Thanks for the help.
1. The problem statement, all variables and given/known data

2. Relevant equations

3. The attempt at a solution

Last edited by a moderator: Apr 2, 2008
2. Apr 2, 2008

### rock.freak667

$$\int x^3 \sqrt{a^2-x^2}dx$$

let $x=acos\theta \Rightarrow dx=-asin\theta$

$$\int x^3 \sqrt{a^2-x^2}dx \equiv \int (acos\theta)^3\sqrt{a^2-a^2cos^2\theta} \times -asin\theta d\theta$$

$$\int - a^4cos^3\theta \sqrt{a^2(1-cos^2\theta)} \times -asin\theta d\theta$$

$$-a^5 \int cos^3\theta sin^2\theta d\theta$$

recall that $sin^2\theta +cos^2\theta=1$

and substitute for $sin^2\theta$

3. Apr 2, 2008

### BioCore

I would assume that using your solution I would have the right answer. The only problem is that in the solutions my Professor gave us, he has an intermediate step before the final solution such as this:

$$a^5 \int sin^3\theta cos^2\theta d\theta$$

Also in explaining to us Trig Substitution he placed $$\sqrt{a^2 - x^2}$$ as the bottom portion of the right triangle.

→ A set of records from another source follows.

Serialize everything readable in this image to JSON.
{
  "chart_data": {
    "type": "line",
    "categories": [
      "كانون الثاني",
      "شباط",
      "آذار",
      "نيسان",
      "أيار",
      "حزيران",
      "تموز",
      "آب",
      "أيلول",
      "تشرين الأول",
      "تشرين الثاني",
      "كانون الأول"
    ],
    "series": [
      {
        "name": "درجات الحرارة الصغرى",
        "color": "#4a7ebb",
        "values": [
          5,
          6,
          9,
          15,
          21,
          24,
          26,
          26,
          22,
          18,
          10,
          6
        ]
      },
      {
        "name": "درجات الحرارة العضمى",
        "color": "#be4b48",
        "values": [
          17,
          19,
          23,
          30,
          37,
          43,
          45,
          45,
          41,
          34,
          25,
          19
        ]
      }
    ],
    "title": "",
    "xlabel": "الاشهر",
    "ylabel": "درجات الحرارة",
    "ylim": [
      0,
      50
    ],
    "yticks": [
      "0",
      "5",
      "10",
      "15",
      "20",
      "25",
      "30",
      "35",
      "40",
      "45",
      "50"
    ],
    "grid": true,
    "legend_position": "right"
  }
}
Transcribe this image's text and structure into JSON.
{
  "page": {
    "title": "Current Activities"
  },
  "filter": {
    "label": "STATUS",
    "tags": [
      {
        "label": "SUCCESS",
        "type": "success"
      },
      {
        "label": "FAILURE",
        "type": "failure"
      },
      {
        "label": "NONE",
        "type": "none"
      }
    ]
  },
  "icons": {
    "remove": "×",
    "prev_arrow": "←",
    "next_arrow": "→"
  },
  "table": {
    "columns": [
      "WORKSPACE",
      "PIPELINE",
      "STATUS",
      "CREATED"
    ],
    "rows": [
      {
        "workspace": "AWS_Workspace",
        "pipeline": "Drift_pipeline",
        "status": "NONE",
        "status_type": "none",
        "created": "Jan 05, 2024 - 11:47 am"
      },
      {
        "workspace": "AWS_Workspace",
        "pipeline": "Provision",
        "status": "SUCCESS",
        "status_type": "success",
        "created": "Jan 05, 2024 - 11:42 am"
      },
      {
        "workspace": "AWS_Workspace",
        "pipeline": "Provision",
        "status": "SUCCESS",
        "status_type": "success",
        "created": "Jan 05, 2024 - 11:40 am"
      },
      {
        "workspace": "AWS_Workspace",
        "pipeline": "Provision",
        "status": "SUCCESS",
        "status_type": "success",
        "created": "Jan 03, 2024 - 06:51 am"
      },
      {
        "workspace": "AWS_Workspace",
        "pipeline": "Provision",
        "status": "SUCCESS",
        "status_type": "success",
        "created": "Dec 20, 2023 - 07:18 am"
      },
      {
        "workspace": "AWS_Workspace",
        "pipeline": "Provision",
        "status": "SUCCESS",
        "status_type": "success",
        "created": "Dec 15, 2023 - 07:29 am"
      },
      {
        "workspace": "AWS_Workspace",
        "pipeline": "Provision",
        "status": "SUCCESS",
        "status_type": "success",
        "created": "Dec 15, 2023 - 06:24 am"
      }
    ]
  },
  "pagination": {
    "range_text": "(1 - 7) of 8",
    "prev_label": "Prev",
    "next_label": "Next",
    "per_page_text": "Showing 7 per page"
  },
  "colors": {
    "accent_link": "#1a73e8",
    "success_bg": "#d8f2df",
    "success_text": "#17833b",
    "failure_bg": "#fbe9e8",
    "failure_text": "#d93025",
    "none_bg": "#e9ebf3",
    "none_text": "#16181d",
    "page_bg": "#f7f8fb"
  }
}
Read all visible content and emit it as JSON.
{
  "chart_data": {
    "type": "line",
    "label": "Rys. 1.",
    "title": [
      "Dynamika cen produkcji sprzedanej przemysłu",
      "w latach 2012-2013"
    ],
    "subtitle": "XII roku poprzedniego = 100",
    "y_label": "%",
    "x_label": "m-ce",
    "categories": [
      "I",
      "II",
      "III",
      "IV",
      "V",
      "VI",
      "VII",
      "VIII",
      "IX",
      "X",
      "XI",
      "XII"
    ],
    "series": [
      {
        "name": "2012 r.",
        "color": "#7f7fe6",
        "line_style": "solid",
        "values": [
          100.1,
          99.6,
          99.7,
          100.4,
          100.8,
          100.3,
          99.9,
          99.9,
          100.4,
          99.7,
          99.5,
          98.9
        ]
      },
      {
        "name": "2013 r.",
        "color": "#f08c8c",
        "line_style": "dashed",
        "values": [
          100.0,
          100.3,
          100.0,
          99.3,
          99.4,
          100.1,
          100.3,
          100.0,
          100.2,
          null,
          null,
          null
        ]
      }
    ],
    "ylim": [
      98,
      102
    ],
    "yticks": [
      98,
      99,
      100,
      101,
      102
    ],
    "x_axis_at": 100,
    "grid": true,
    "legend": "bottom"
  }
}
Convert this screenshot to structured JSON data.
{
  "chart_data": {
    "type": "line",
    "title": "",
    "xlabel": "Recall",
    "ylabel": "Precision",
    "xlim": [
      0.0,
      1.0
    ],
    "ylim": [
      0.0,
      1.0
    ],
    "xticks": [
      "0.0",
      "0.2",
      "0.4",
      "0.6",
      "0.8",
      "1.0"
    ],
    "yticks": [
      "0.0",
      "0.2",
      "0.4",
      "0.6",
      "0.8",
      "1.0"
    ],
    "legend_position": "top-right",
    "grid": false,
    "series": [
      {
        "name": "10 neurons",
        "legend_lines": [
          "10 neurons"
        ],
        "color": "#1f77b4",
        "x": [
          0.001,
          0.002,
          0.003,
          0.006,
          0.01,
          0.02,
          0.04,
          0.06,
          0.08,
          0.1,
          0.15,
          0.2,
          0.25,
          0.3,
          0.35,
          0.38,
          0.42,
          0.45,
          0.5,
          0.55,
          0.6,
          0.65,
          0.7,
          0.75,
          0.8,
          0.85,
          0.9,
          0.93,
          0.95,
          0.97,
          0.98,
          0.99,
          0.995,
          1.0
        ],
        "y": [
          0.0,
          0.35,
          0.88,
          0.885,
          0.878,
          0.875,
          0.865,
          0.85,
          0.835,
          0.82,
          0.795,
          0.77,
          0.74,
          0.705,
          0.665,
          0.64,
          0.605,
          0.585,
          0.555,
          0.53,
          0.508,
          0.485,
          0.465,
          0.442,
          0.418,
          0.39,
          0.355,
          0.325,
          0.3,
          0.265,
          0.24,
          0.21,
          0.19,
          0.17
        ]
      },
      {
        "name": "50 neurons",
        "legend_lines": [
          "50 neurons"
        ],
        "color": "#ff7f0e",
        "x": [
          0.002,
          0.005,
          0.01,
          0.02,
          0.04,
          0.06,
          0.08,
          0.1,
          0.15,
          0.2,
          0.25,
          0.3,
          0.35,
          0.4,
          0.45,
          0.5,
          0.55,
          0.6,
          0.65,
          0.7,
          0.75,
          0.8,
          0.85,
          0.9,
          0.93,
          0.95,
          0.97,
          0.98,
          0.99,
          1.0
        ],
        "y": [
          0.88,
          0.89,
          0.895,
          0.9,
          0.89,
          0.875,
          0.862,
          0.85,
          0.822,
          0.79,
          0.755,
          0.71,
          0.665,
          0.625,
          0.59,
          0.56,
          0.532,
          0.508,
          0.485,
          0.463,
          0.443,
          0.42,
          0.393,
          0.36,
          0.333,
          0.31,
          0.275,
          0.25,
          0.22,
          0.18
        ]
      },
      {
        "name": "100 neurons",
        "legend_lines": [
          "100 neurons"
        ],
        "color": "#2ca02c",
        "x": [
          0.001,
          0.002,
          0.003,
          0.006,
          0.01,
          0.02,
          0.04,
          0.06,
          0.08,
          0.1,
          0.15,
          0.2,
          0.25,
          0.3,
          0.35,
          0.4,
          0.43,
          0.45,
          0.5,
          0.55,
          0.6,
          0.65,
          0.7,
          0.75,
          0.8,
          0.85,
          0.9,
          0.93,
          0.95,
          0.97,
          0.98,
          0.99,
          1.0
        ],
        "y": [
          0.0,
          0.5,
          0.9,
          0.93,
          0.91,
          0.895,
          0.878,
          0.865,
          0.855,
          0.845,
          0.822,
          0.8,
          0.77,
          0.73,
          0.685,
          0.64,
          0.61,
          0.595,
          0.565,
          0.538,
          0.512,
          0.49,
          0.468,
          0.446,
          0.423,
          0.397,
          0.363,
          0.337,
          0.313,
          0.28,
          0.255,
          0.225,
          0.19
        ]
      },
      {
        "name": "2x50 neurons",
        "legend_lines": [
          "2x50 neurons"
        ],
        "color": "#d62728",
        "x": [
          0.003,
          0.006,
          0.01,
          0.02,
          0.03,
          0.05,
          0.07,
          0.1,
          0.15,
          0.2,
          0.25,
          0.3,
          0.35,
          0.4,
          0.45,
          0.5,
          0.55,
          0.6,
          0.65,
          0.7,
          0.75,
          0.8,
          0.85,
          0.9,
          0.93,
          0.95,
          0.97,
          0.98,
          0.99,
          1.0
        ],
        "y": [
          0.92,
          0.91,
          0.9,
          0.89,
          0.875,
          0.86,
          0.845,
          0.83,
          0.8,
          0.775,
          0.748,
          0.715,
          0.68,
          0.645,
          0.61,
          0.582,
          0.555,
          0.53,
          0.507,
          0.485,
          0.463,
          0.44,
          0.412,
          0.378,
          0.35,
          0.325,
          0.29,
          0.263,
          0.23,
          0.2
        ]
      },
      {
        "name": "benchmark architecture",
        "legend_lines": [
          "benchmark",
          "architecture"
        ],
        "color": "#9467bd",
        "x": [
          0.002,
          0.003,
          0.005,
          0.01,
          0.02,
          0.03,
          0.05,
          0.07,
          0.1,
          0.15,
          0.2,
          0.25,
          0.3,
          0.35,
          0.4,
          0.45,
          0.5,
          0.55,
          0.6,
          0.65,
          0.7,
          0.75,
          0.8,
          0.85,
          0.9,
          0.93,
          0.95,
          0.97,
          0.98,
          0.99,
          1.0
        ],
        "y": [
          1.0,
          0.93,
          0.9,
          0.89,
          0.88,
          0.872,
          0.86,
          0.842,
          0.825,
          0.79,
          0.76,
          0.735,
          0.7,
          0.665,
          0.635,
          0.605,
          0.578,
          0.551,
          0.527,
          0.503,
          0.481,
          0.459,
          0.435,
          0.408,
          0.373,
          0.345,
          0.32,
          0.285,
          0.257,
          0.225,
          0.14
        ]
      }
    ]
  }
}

Thus he stated that

x = asin$$\Theta$$
dx = acos$$\Theta$$
$$\sqrt{a^2 - x^2}$$ = acos\theta

Last edited by a moderator: Apr 2, 2008
4. Apr 2, 2008

### rock.freak667

Your teacher used x=sin$\theta$, I used x=cos$\theta$.
So in his triangle, $sin\theta=\frac{x}{a}$ which would make the adjacent side,$\sqrt{a^2-x^2}$. At the end of that integral you would get terms involving $cos\theta$

In my substitution, the opposite side would be $\sqrt{a^2-x^2}$ and at the end of my integral I would have terms involving $sin\theta$

So in theory it should all work out the same.

5. Apr 2, 2008

### BioCore

$$-a^5 \int \sqrt{1 - sin^2\theta} (1 - sin^2\theta) (sin^2\theta)d\theta$$

= $$-a^5 \int (1 - sin^2\theta)^3/2 (sin^2\theta)d\theta$$

= $$-a^5 \int sin^3\theta - sin^6\theta d\theta$$

= $$-a^5 [1/4sin^4\theta + 1/7sin^7\theta ]$$ +C

Now I know that I should substitute for the sine function, but is this so far correct?